PHOENIX — A spat between ranchers and Native American tribes is threatening to torpedo a special panel which seeks to keep construction projects from damaging tribal remains and antiquities.
On Jan. 14, members of the House Committee on Natural Resources, Energy and Water refused to recommend that the Arizona Archaeological Commission be allowed to remain in existence for another three years. That followed complaints from ranching interests that the commission was needlessly holding up projects and requiring landowners to do more than required under federal law.
Without affirmative action of the Legislature the commission will cease to exist later this year.
By Jan. 15, somewhat cooler heads prevailed, with Rep. Gail Griffin, R-Hereford, introducing legislation to allow the commission to continue – but for only one more year. Griffin said that will give lawmakers a chance to see if the commission can change the way it operates to better take into account the concerns of rural landowners.
The dust-up has created concerns among some Native American leaders who fear what might happen with any effort to interfere with what the commission does.
Ned Norris Jr., chairman of the Tohono O’odham Nation, said while tribes are now confined to reservation lands there are “ancestral remains’’ throughout the state. He said changes would have “a very detrimental effect on our ability to ensure there is a process, and to ensure there is a requirement for the protection of those archaeological artifacts and human remains that may be identified as a result of someone plowing through or constructing on a piece of property.’’
At the heart of the fight is the commission, created by lawmakers in 1985 to combat what was seen as rampant looting.
Part of its job is public education. But in its role as advisory to the State Historic Preservation Office it works to ensure that all state and federal laws are followed when it comes to construction and digging in places likely to turn up antiquities.

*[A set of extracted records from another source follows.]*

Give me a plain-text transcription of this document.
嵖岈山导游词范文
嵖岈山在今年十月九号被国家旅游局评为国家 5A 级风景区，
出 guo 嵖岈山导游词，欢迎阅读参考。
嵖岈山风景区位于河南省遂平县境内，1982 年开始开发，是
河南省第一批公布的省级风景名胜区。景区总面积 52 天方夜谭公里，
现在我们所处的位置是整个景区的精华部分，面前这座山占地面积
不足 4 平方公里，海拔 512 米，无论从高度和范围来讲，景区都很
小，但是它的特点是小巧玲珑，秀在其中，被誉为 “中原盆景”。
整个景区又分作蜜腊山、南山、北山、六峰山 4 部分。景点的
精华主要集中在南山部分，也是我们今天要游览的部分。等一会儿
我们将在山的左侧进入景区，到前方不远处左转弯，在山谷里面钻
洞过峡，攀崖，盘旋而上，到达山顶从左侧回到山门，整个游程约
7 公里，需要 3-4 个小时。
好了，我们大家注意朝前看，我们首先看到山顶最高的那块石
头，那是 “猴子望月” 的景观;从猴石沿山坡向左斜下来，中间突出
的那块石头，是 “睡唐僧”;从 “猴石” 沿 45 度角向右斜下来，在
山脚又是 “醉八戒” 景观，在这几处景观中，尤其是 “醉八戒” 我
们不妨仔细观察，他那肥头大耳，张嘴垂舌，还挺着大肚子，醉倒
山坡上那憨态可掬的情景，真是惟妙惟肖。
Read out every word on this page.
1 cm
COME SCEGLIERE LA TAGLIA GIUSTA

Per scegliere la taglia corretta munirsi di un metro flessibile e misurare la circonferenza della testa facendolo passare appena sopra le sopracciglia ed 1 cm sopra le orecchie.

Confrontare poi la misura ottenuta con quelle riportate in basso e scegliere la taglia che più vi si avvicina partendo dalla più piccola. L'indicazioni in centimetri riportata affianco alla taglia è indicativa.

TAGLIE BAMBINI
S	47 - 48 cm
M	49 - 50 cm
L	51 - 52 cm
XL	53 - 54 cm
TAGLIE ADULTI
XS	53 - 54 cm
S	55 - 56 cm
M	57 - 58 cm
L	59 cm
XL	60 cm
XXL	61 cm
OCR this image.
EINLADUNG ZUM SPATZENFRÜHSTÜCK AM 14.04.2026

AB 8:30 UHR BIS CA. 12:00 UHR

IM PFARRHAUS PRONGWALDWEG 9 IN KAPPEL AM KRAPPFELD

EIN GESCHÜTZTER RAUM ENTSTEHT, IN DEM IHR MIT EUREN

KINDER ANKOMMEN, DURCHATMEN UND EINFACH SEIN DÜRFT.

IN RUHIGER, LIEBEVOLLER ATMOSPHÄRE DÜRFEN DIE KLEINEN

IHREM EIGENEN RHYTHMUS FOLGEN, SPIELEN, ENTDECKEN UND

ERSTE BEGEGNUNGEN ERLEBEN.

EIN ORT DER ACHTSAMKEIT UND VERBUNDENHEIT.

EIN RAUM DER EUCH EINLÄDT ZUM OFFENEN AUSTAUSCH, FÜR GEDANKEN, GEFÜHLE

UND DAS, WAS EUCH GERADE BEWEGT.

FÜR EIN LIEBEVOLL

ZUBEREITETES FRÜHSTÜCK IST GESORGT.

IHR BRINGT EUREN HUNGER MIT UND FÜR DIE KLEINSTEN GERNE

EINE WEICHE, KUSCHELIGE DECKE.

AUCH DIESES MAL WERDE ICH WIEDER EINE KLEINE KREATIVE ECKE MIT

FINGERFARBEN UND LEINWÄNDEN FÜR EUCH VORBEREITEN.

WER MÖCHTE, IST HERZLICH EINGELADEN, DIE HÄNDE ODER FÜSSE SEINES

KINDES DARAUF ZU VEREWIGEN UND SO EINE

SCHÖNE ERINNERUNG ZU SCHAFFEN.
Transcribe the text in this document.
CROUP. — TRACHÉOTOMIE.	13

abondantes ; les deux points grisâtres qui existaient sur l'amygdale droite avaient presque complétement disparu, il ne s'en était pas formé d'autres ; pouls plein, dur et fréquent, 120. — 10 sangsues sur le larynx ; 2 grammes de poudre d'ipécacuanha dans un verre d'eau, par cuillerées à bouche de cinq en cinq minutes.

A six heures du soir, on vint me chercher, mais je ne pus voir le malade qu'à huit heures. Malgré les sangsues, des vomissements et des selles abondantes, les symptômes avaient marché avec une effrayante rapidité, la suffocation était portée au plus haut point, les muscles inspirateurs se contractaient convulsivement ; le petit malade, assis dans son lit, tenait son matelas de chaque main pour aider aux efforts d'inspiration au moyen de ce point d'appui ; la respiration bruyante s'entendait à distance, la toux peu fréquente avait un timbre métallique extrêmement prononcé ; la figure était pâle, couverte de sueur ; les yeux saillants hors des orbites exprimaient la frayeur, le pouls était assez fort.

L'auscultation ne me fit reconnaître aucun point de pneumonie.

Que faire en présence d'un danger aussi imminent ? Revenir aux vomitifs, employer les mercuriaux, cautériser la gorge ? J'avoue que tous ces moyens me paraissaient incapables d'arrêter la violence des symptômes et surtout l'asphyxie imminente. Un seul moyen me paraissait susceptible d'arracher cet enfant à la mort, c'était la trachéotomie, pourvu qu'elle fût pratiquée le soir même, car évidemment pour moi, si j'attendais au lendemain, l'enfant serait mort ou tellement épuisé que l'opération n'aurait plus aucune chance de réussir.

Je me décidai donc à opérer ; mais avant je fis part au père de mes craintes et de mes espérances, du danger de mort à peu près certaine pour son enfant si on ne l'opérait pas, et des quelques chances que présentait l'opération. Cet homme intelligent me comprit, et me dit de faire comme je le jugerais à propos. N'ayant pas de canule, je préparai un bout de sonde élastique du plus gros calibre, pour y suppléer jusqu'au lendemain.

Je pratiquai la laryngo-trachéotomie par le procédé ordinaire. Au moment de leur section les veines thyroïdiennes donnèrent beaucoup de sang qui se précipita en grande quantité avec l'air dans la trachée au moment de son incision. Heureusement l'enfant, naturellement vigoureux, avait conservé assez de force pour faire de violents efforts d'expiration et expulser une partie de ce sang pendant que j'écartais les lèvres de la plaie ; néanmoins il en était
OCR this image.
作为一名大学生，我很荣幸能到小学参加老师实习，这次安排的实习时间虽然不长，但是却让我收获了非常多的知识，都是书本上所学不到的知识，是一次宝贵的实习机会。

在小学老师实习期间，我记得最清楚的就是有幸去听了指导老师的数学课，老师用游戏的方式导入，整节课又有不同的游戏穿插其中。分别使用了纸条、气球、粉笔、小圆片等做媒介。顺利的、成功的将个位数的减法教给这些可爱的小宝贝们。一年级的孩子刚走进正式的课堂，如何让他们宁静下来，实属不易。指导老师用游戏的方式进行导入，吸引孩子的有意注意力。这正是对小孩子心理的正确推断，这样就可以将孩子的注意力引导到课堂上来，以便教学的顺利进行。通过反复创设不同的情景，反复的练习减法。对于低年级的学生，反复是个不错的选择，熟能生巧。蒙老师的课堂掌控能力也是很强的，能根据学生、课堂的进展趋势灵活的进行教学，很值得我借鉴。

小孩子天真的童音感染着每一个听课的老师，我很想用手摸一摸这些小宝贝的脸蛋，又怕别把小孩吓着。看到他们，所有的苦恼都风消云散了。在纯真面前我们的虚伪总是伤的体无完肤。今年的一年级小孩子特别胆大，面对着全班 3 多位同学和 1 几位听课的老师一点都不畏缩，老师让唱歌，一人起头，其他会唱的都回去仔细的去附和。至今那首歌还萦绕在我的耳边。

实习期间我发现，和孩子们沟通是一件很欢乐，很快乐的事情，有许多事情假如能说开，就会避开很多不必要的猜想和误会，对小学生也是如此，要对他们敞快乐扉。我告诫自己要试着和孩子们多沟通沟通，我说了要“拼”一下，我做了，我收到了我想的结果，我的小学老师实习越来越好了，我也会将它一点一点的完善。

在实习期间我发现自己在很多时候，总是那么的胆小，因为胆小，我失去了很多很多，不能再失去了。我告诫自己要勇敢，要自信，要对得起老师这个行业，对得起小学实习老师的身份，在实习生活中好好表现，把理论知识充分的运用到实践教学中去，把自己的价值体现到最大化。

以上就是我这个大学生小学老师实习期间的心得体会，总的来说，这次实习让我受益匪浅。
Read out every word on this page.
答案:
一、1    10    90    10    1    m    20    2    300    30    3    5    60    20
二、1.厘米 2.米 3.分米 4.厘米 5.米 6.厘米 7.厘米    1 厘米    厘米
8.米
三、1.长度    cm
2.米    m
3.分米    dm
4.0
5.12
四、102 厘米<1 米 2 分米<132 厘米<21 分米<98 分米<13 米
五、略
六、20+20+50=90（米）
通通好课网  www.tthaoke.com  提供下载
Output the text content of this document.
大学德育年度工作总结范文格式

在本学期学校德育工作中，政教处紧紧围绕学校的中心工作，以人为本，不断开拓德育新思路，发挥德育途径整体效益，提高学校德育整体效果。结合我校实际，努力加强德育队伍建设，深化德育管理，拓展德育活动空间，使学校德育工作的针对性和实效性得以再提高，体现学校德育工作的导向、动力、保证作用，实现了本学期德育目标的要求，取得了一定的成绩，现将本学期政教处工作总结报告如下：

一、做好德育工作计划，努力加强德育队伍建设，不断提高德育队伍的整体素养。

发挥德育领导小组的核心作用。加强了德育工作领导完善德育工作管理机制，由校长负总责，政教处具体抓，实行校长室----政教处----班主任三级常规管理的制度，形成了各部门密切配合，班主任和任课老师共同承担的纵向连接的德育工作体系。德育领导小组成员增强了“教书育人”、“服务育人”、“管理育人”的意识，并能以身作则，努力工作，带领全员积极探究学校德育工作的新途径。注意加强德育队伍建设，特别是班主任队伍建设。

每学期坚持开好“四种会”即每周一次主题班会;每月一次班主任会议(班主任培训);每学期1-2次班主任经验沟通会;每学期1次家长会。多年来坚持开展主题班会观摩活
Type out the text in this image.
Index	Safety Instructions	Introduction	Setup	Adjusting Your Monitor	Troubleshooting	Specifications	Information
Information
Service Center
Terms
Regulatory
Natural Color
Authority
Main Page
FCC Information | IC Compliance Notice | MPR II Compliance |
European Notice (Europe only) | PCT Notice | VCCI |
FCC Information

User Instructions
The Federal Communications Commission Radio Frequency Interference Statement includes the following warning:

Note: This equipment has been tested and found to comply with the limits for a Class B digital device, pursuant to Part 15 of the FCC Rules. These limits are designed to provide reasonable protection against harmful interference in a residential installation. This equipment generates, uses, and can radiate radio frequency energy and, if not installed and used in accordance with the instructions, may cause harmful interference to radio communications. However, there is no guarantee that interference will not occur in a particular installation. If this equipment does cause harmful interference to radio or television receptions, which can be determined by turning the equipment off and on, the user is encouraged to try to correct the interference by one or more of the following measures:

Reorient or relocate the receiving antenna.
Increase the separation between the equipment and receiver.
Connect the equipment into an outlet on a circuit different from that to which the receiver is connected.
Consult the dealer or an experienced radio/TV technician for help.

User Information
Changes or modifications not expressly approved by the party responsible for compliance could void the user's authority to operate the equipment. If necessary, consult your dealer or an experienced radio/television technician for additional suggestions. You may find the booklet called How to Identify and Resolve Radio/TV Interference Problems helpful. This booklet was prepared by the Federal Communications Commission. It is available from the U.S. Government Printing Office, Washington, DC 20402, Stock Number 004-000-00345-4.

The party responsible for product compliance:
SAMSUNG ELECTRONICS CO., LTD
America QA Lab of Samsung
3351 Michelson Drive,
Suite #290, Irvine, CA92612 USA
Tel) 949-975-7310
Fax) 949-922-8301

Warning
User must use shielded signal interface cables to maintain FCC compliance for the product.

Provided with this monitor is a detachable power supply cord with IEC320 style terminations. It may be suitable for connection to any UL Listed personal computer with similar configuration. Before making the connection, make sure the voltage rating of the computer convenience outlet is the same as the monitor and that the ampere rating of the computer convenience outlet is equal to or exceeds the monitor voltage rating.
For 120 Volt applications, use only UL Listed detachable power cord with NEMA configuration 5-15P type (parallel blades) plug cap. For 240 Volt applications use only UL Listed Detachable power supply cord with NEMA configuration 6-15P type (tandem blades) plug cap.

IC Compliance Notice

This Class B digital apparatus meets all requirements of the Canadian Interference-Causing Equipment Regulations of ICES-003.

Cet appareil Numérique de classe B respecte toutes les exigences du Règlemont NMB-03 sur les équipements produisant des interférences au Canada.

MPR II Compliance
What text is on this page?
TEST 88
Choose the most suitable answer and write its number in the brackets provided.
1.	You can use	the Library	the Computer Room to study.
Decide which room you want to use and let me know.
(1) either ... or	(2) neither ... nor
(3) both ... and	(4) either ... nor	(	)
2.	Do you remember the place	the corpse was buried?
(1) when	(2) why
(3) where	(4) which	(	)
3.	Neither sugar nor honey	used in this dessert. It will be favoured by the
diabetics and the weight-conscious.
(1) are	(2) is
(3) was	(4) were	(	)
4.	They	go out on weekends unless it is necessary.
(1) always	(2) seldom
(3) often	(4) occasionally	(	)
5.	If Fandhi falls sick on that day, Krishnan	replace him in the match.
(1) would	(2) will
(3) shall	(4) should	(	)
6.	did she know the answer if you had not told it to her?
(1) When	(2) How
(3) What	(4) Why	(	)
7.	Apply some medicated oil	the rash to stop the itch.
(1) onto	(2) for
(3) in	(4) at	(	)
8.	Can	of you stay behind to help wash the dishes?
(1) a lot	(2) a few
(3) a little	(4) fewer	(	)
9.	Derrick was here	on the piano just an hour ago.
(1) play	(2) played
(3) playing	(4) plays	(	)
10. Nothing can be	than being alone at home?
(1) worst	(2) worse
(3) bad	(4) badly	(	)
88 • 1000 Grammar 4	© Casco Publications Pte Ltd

Frustrations by ranchers affected by the commission boiled over in 2018 when the Legislature voted to require a “streamlined’’ procedure for dealing with what happens when someone wants to dig for things like water lines and fences, and, more important, when something turns up.
That proposal by Rep. David Cook, R-Globe, would have allowed reports to be prepared by someone who has “completed a national culture resources training program.’’ And it would have established buffer zones to allow work to continue outside of that.
It ended up being vetoed by Gov. Doug Ducey.
In his veto message, the governor said he agrees with the goal of reducing regulatory burdens and correcting wasteful activities, “especially if it will bolster our state economy.’’ But Ducey said his administration already took “significant steps to improve the process.’’
But Cook said that problems remain.
It starts with the makeup of the commission.
“They were all from Phoenix or Tucson,’’ he said, and all archaeologists. And Cook said there was no representation from those in the agriculture industry who have to live and comply with any requirements.
“Don’t you need the people there that has the side of the problems of what they’re causing?’’ he said.
Cook also said what the commission has said needs to be done to search for and remove any findings is excessive.
He cited a rancher who wanted to build a corral on Forest Service land. To get the necessary clearance, Cook said, would have run $1 million for a corral with a $14,000 price tag.
Griffin said there are other problems with the way the whole system of historic preservation has been run. She said that includes the failure to keep data in the system of what land has been surveyed for remains or objects in the past, essentially requiring an entirely new survey to be performed for any new projects.
And she, like Cook, questioned the makeup of the commission.
Griffin acknowledged the prior promises to make necessary changes.
“It’s still not fixed,’’ she said. And Griffin said she didn’t want to simply renew the commission for another three years based on promises that this time will be different.
Granting a one-year extension of the commission’s lease on life, she said, ensures that lawmakers will have to revisit the issue next year and see if progress has been made.
Norris said the focus has to be on protecting the remains against incursions made by relative newcomers.
“Many of the tribes have lived in this state for centuries, since time immemorial,’’ he said. More to the point, Norris said, they were occupying all of this land long before European settlers arrived.
“Although we’re secluded on our current existing tribal reservations, we still have an obligation and an interest to ensure the protection of any of our ancestral remains, regardless of whether or not they’re on or off our tribal nations,’’ he said.
Norris also appeared unimpressed by complaints that the process of identifying and removing antiquities takes too long.
“It’s a government,’’ he said. “And sometimes a government doesn’t move as fast as people would like them to move.’’
Rep. Andres Cano, D-Tucson, said if the concern of some Republicans is that the commission is not inclusive enough, there’s a simple solution. He pointed out that Ducey, who makes the appointments, is a Republican, with both the House and Senate in GOP hands.